One of these path leads back to Resdon: either the left or right. Granted, I’m not sure where the other trail leads. It could potentially lead back to Resdon as well. It could even be a shortcut, leading us right to the dreaded Council house. My eyes drift back and forth between the two dark breaks in the forest. One or the other. Right or left. The rain comes down around us and by this point, I’m soaked to the brim. I need to make a decision.
“Emerson—” Mom says impatiently.
“Left.” I walk on to the trail on the left before I can change my mind. Behind me, I hear Mom trudge along with heavy footsteps. Now that I’m in the front, tree branches are whipping out at me. I can’t see them until they’re right in front of me, so I’ll be leaving this forest with more than a few scratches across my face. The skin stings where it’s been cut, but I keep up the steady pace.
“STOP!” Mom comes from behind and jumps in front of me right before I take a step off even ground into a gaping hole. It has to be five feet in diameter, an endless sea of black where there should be dirt and tree roots.
“What the heck?” My voice shakes. My heart beats frantically in my chest, desperate to escape. I put a hand over my beating heart and onto the cold, wet fabric of my t-shirt. It’s rough on my hands but a tether to the world I nearly just left. “Why is there a huge hole in the ground?”

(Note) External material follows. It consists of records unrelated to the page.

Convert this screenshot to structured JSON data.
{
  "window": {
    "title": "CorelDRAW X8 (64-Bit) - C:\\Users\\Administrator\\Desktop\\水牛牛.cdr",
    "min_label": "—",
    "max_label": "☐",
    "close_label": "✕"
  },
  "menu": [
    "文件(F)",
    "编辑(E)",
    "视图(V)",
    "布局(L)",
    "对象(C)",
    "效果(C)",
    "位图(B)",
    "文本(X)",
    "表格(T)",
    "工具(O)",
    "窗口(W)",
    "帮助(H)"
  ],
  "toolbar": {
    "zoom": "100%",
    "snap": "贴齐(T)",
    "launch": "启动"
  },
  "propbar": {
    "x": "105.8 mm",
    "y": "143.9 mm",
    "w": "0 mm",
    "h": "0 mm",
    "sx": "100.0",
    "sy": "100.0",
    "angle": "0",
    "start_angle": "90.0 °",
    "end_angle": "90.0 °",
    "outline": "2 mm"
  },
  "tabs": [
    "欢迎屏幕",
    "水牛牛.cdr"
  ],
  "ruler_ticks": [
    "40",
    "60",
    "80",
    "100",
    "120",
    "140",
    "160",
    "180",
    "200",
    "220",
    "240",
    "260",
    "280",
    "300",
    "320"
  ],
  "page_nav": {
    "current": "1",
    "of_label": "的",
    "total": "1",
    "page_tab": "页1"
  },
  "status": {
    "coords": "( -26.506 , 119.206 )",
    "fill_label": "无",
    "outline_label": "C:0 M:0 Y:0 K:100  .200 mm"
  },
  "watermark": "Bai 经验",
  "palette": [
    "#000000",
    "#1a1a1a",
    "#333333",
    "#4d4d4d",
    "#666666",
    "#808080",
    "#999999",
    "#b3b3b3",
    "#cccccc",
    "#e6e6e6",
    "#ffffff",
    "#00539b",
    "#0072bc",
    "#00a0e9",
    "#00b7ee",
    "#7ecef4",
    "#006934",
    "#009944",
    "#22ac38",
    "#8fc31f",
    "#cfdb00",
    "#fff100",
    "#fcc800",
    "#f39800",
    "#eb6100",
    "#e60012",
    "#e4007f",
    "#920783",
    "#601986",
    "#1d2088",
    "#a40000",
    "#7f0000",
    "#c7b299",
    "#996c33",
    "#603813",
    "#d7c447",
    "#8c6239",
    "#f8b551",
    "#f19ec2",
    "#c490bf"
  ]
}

“I don’t think we took the right path.” Mom says. I bite back a sarcastic comment of my own—something along the lines of “you think?”
“So we’ll turn around?” I suggest, though I’m hoping she’ll allow us to have a short break while I catch my breath. Near death experiences tend to make my heart more or less unreliable.
Ahead of me, Mom nods. I’m huddled close to her back, but she offers no warmth from the cold water pelting our bodies. The trees were our only source of protection from the downpour, but it seems leaves are little good against the tears of the sky.
Mom turns around and we’re face to face. When Mom left, I was barely tall enough to reach her shoulder. Now we’re eye level and close enough for me to see the moment when her squinted eyes go wide and her jaw drops in surprise.
Then I’m shoved from behind and we both go toppling over into the endless hole in the earth.